Confocal Caimaging studies on small mesenteric arteries (SMAs) from rat demonstrated that norepinephrine-induced SMC Ca oscillations were inhibited by blocking IP receptors with xestospongin-C and by interfering with hemichannel function, most notably by the specific Cx43 hemichannel blocking peptide TAT-L2 and by TAT-CT9 that promotes Cx43 hemichannel opening. Evidence for hemichannel involvement in SMC function was supported by the fact that TAT-CT9 significantly increased SMC resting cytoplasmic Caconcentration, indicating it facilitated Caentry, and by the observation that norepinephrine-triggered vessel ATP release was blocked by TAT-L2. Myograph tension measurements on isolated SMAs showed significant inhibition of norepinephrine-triggered contractility by the ATP receptor antagonist suramin, but the strongest effect was observed with TAT-L2 that gave ∼80% inhibition at 37 °C. TAT-L2 inhibition of vessel contraction was significantly reduced in conditional Cx43 knockout animals, indicating the effect was Cx43 hemichannel-dependent. Computational modelling suggested these results could be explained by the opening of a single hemichannel per SMC.

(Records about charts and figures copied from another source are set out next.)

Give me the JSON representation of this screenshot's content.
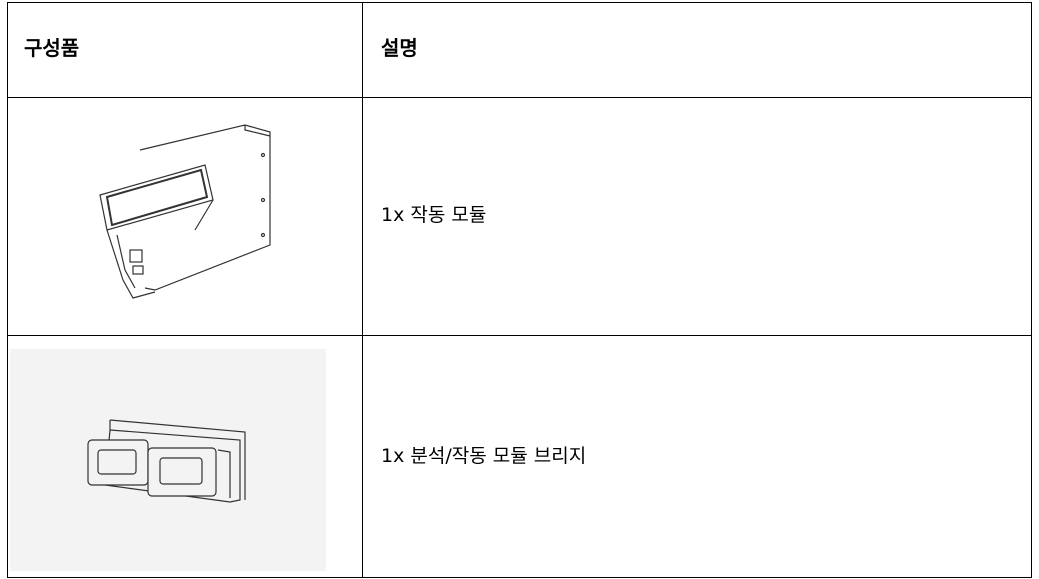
{
  "table": {
    "header": [
      "구성품",
      "설명"
    ],
    "rows": [
      {
        "description": "1x 작동 모듈"
      },
      {
        "description": "1x 분석/작동 모듈 브리지"
      }
    ]
  }
}
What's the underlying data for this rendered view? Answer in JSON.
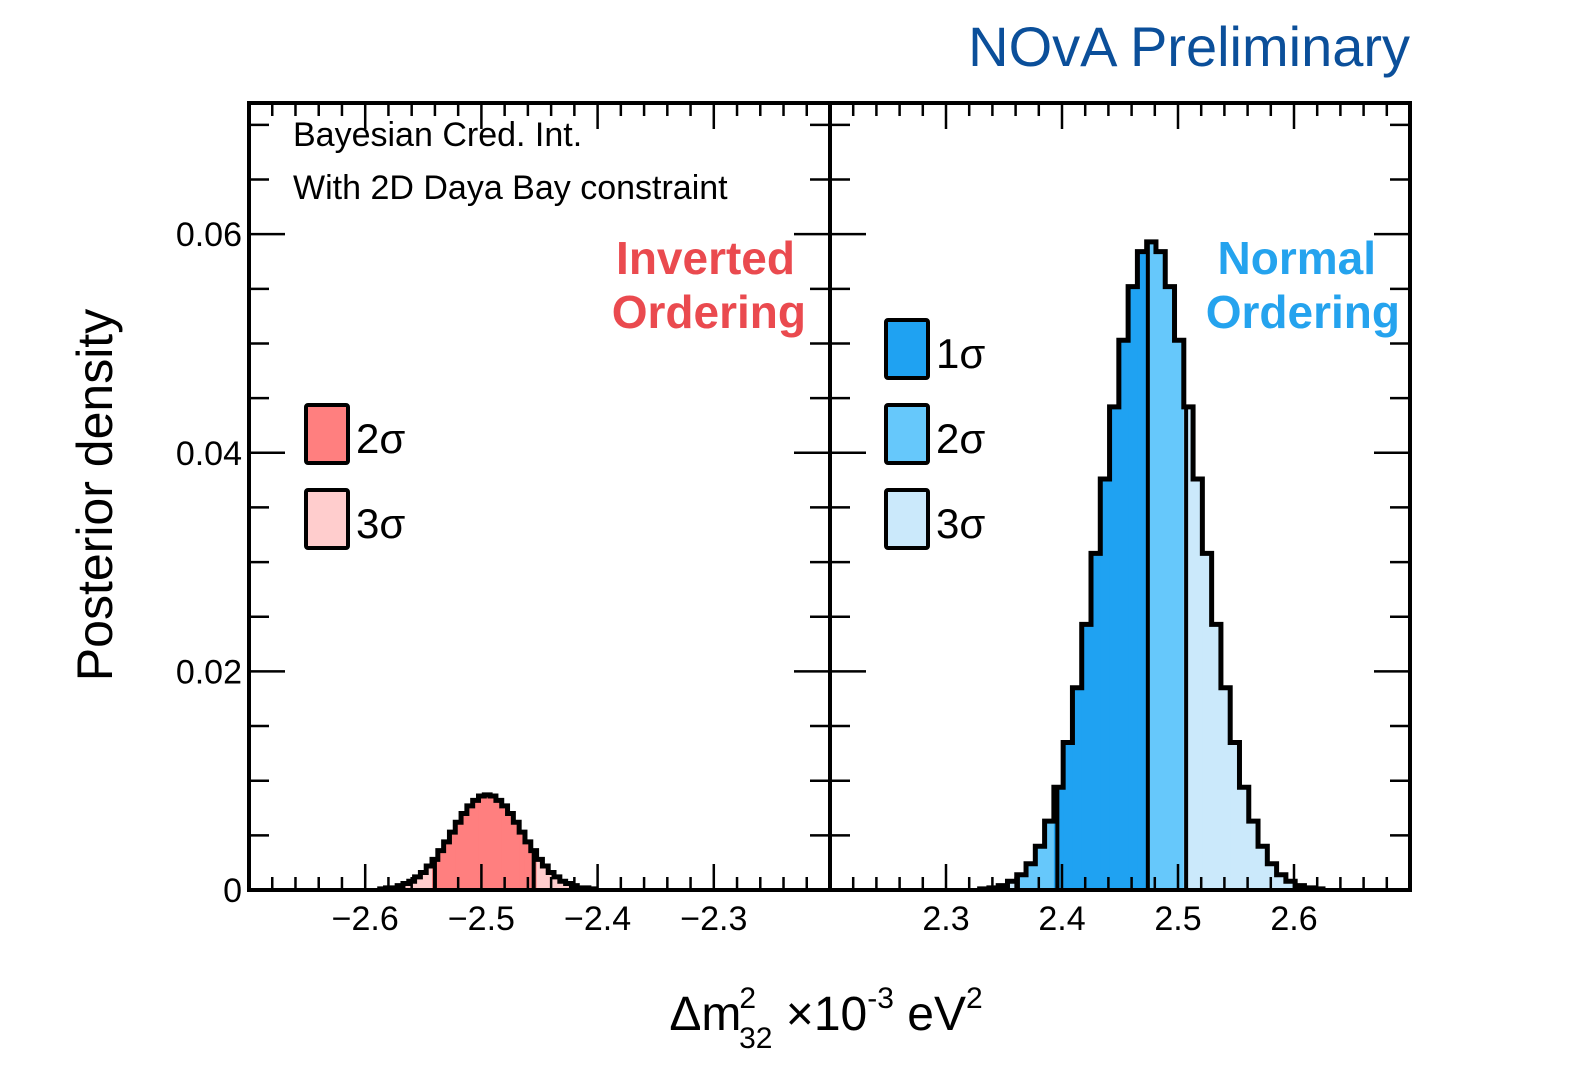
{
  "header": {
    "experiment_label": "NOvA Preliminary"
  },
  "colors": {
    "experiment": "#0b4f9a",
    "inverted": "#ea4a4f",
    "normal": "#25a3ee",
    "io_2sigma": "#ff7f7f",
    "io_3sigma": "#ffcdcd",
    "no_1sigma": "#1fa2f2",
    "no_2sigma": "#66c8fb",
    "no_3sigma": "#cbe9fb"
  },
  "chart_data": [
    {
      "type": "bar",
      "panel": "left",
      "annotation": [
        "Bayesian Cred. Int.",
        "With 2D Daya Bay constraint"
      ],
      "label": [
        "Inverted",
        "Ordering"
      ],
      "ylabel": "Posterior density",
      "xlim": [
        -2.7,
        -2.2
      ],
      "ylim": [
        0,
        0.072
      ],
      "xticks": [
        -2.6,
        -2.5,
        -2.4,
        -2.3
      ],
      "xtick_labels": [
        "−2.6",
        "−2.5",
        "−2.4",
        "−2.3"
      ],
      "yticks": [
        0,
        0.02,
        0.04,
        0.06
      ],
      "ytick_labels": [
        "0",
        "0.02",
        "0.04",
        "0.06"
      ],
      "bin_width": 0.005,
      "bin_start": -2.5875,
      "values": [
        0.0001,
        0.0002,
        0.0002,
        0.0004,
        0.0006,
        0.0008,
        0.0012,
        0.0016,
        0.0022,
        0.0028,
        0.0036,
        0.0044,
        0.0053,
        0.0062,
        0.007,
        0.0077,
        0.0082,
        0.0086,
        0.0087,
        0.0086,
        0.0082,
        0.0077,
        0.007,
        0.0062,
        0.0053,
        0.0044,
        0.0036,
        0.0028,
        0.0022,
        0.0016,
        0.0012,
        0.0008,
        0.0006,
        0.0004,
        0.0002,
        0.0002,
        0.0001
      ],
      "intervals": {
        "2sigma": [
          -2.54,
          -2.455
        ]
      },
      "legend": [
        {
          "label": "2σ",
          "color_key": "io_2sigma"
        },
        {
          "label": "3σ",
          "color_key": "io_3sigma"
        }
      ],
      "legend_placement": "left-middle",
      "grid": false
    },
    {
      "type": "bar",
      "panel": "right",
      "label": [
        "Normal",
        "Ordering"
      ],
      "xlim": [
        2.2,
        2.7
      ],
      "ylim": [
        0,
        0.072
      ],
      "xticks": [
        2.3,
        2.4,
        2.5,
        2.6
      ],
      "xtick_labels": [
        "2.3",
        "2.4",
        "2.5",
        "2.6"
      ],
      "bin_width": 0.008,
      "bin_start": 2.329,
      "values": [
        0.0001,
        0.0002,
        0.0004,
        0.0008,
        0.0014,
        0.0024,
        0.004,
        0.0063,
        0.0094,
        0.0135,
        0.0185,
        0.0243,
        0.0308,
        0.0376,
        0.0442,
        0.0503,
        0.0552,
        0.0584,
        0.0593,
        0.0584,
        0.0552,
        0.0503,
        0.0442,
        0.0376,
        0.0308,
        0.0243,
        0.0185,
        0.0135,
        0.0094,
        0.0063,
        0.004,
        0.0024,
        0.0014,
        0.0008,
        0.0004,
        0.0002,
        0.0001
      ],
      "intervals": {
        "1sigma": [
          2.396,
          2.474
        ],
        "2sigma": [
          2.362,
          2.507
        ]
      },
      "legend": [
        {
          "label": "1σ",
          "color_key": "no_1sigma"
        },
        {
          "label": "2σ",
          "color_key": "no_2sigma"
        },
        {
          "label": "3σ",
          "color_key": "no_3sigma"
        }
      ],
      "legend_placement": "left-middle",
      "grid": false
    }
  ],
  "xlabel": {
    "main": "Δm",
    "sup": "2",
    "sub": "32",
    "times": " ×10",
    "exp": "-3",
    "unit": " eV",
    "unit_exp": "2"
  }
}
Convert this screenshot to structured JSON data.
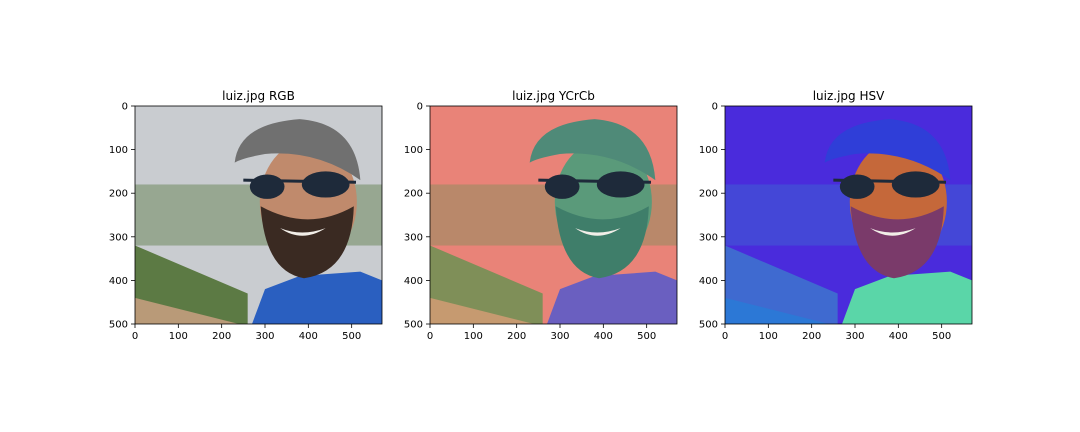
{
  "chart_data": [
    {
      "type": "image",
      "title": "luiz.jpg RGB",
      "xlim": [
        0,
        570
      ],
      "ylim": [
        0,
        500
      ],
      "x_ticks": [
        "0",
        "100",
        "200",
        "300",
        "400",
        "500"
      ],
      "y_ticks": [
        "0",
        "100",
        "200",
        "300",
        "400",
        "500"
      ]
    },
    {
      "type": "image",
      "title": "luiz.jpg YCrCb",
      "xlim": [
        0,
        570
      ],
      "ylim": [
        0,
        500
      ],
      "x_ticks": [
        "0",
        "100",
        "200",
        "300",
        "400",
        "500"
      ],
      "y_ticks": [
        "0",
        "100",
        "200",
        "300",
        "400",
        "500"
      ]
    },
    {
      "type": "image",
      "title": "luiz.jpg HSV",
      "xlim": [
        0,
        570
      ],
      "ylim": [
        0,
        500
      ],
      "x_ticks": [
        "0",
        "100",
        "200",
        "300",
        "400",
        "500"
      ],
      "y_ticks": [
        "0",
        "100",
        "200",
        "300",
        "400",
        "500"
      ]
    }
  ],
  "colors": {
    "rgb": {
      "sky": "#c9ccd0",
      "hill": "#5c7a44",
      "skin": "#c08a6c",
      "beard": "#3a2a22",
      "cap": "#707070",
      "shirt": "#2a5fc0",
      "ground": "#b99a78"
    },
    "ycrcb": {
      "sky": "#e98378",
      "hill": "#7f8f58",
      "skin": "#5a9a7a",
      "beard": "#3f7e6a",
      "cap": "#4f8a78",
      "shirt": "#6a5fc0",
      "ground": "#c69a70"
    },
    "hsv": {
      "sky": "#4a2bdc",
      "hill": "#3f6ad0",
      "skin": "#c5683a",
      "beard": "#7a3a6a",
      "cap": "#2f3ed8",
      "shirt": "#5ad6a8",
      "ground": "#2c78d6"
    }
  }
}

These results indicate that Cx43 hemichannels contribute to SMC Cadynamics and contractility, by facilitating Caentry, ATP release, and purinergic signalling.
连接子形成缝隙连接(GJ),直接连接细胞,从而协调血管细胞功能并控制血管直径和血流。GJ 由连接细胞各自贡献的两个半通道组成。半通道也存在作为非连接通道,当打开时,导致离子的进入/损失和 ATP 的逸出。在这里,我们研究了缝隙连接和钙/嘌呤能信号在控制血管收缩中的串扰。我们假设半通道 Ca 内流和 ATP 释放有助于平滑肌细胞(SMC)Ca 动力学,从而影响血管收缩性。我们应用几种缝隙连接功能的肽调节剂和 Ca 和 ATP 信号转导的抑制剂来研究它们对 SMC Ca 动力学和血管收缩性的影响。
在大鼠的肠系膜小动脉(SMA)上进行共聚焦 Ca 成像研究表明,用 xestospongin-C 阻断 IP 受体和干扰半通道功能,特别是用特异性 Cx43 半通道阻断肽 TAT-L2 和促进 Cx43 半通道开放的 TAT-CT9,可抑制去甲肾上腺素诱导的 SMC Ca 振荡。半通道参与 SMC 功能的证据得到支持,事实是 TAT-CT9 显著增加了 SMC 静息细胞质 Ca 浓度,表明它促进了 Ca 内流,并且观察到去甲肾上腺素触发的血管 ATP 释放被 TAT-L2 阻断。在分离的 SMA 上进行的肌动图张力测量表明,ATP 受体拮抗剂苏拉明对去甲肾上腺素触发的收缩性有显著抑制作用,但 TAT-L2 的作用最强,在 37°C 时抑制率约为 80%。在条件性 Cx43 敲除动物中,TAT-L2 抑制血管收缩的作用显著降低,表明该作用依赖于 Cx43 半通道。计算模型表明,这些结果可以通过每个 SMC 打开一个半通道来解释。
这些结果表明,Cx43 半通道通过促进 Ca 内流、ATP 释放和嘌呤能信号传导,有助于 SMC Ca 动力学和收缩性。